Since the Supreme Court overturned the Defense of Marriage Act, commonly known as DOMA, many same-sex couples have reacted by taking advantage of the new immigration benefits that became available overnight. Others have been skeptical and somehow led to believe that DOMA only applied to certain individuals who were already married in a marriage equality state. Despite statements by the Obama administration, articles by constitutional lawyers, and wide-ranging reports from the media, some still refuse to believe because it sounds “too good to be true.”
On July 17th, 2013, the Board of Immigration Appeals (BIA), the body responsible for appellate review of all immigration matters nationwide, handed down a decision that makes it clear that all provisions of the Immigration and Naturalization Act must recognize same-sex couples. While the Board was in the midst of an appeal by a same-sex couple lawfully married in Vermont, the DOMA decision was handed down. This instantaneously allowed the BIA to sustain the appeal and remand it for approval of the couple’s immigration benefits.
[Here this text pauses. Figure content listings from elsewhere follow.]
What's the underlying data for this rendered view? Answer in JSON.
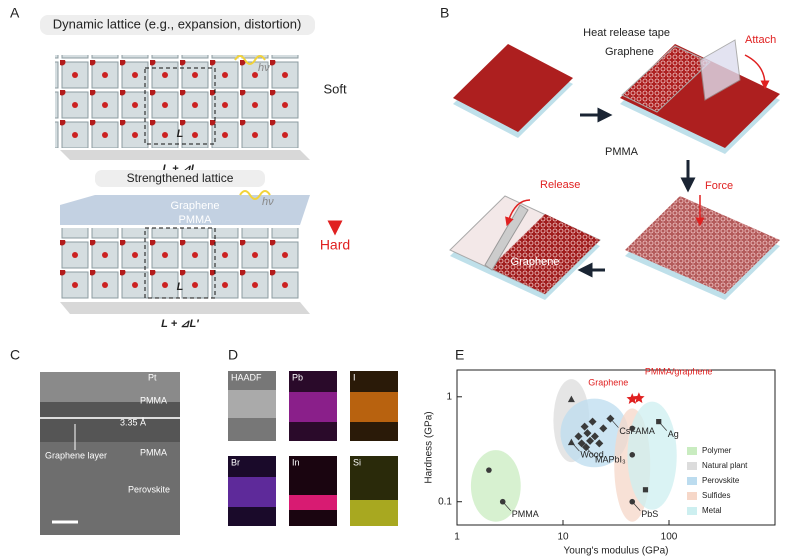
{
  "panels": {
    "a": {
      "label": "A",
      "title": "Dynamic lattice (e.g., expansion, distortion)",
      "photon_1": "hν",
      "length_1": "L + ⊿L",
      "cell_1": "L",
      "soft": "Soft",
      "hard": "Hard",
      "subtitle": "Strengthened lattice",
      "graphene": "Graphene",
      "pmma": "PMMA",
      "photon_2": "hν",
      "length_2": "L + ⊿L′",
      "cell_2": "L"
    },
    "b": {
      "label": "B",
      "tape": "Heat release tape",
      "graphene_1": "Graphene",
      "attach": "Attach",
      "pmma": "PMMA",
      "force": "Force",
      "release": "Release",
      "graphene_2": "Graphene"
    },
    "c": {
      "label": "C",
      "pt": "Pt",
      "pmma_1": "PMMA",
      "spacing": "3.35 Å",
      "layer": "Graphene layer",
      "pmma_2": "PMMA",
      "perovskite": "Perovskite"
    },
    "d": {
      "label": "D",
      "tiles": [
        "HAADF",
        "Pb",
        "I",
        "Br",
        "In",
        "Si"
      ]
    }
  },
  "chart_data": {
    "label": "E",
    "type": "scatter",
    "x_label": "Young's modulus (GPa)",
    "y_label": "Hardness (GPa)",
    "xscale": "log",
    "yscale": "log",
    "xlim": [
      1,
      1000
    ],
    "ylim": [
      0.06,
      1.8
    ],
    "xticks": [
      1,
      10,
      100
    ],
    "yticks": [
      0.1,
      1
    ],
    "legend": "lower right",
    "marker_color": "#3a3a3a",
    "series": [
      {
        "name": "Polymer",
        "color": "#c9ecc0",
        "marker": "circle",
        "x": [
          2,
          2.7
        ],
        "values": [
          0.2,
          0.1
        ],
        "point_labels": [
          null,
          "PMMA"
        ]
      },
      {
        "name": "Natural plant",
        "color": "#dcdcdc",
        "marker": "triangle",
        "x": [
          12,
          12
        ],
        "values": [
          0.95,
          0.37
        ],
        "point_labels": [
          null,
          "Wood"
        ]
      },
      {
        "name": "Perovskite",
        "color": "#bcdcef",
        "marker": "diamond",
        "x": [
          14,
          15,
          16,
          16.5,
          17,
          18,
          19,
          20,
          22,
          24,
          28
        ],
        "values": [
          0.42,
          0.36,
          0.52,
          0.33,
          0.45,
          0.38,
          0.58,
          0.42,
          0.36,
          0.5,
          0.62
        ],
        "point_labels": [
          null,
          null,
          null,
          "MAPbI₃",
          null,
          null,
          null,
          null,
          null,
          null,
          "CsFAMA"
        ]
      },
      {
        "name": "Sulfides",
        "color": "#f6d7c8",
        "marker": "circle",
        "x": [
          45,
          45,
          45
        ],
        "values": [
          0.5,
          0.28,
          0.1
        ],
        "point_labels": [
          null,
          null,
          "PbS"
        ]
      },
      {
        "name": "Metal",
        "color": "#cdeff0",
        "marker": "square",
        "x": [
          80,
          60
        ],
        "values": [
          0.58,
          0.13
        ],
        "point_labels": [
          "Ag",
          null
        ]
      }
    ],
    "highlights": [
      {
        "name": "Graphene",
        "color": "#e02020",
        "marker": "star",
        "x": 45,
        "y": 0.95
      },
      {
        "name": "PMMA/graphene",
        "color": "#e02020",
        "marker": "star",
        "x": 52,
        "y": 0.97
      }
    ]
  }
}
In doing so, the BIA stated,”This ruling is applicable to various provisions of the Act, including, but not limited to [fiancé and fiancée visas], [immigrant visa petitions], [refugee and asylee derivative status],…[cancellation of removal], and [adjustment of status].” Matter of Zeleniak, 26 I&N Dec. 158 (BIA 2013).
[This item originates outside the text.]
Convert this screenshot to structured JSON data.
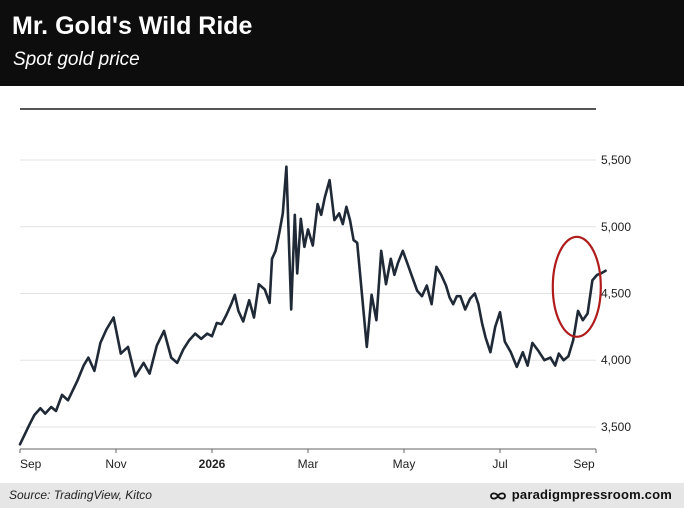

In short, this means that any benefit or application available to an opposite-sex couple prior to the DOMA decision is now available for same-sex couples. To enjoy these benefits, spouses will need to marry in one of the thirteen states that currently recognize marriage equality. Once married, the federal government will recognize the marriage no matter where the couple lives. They must only have a valid marriage under the law of the state in which it was celebrated.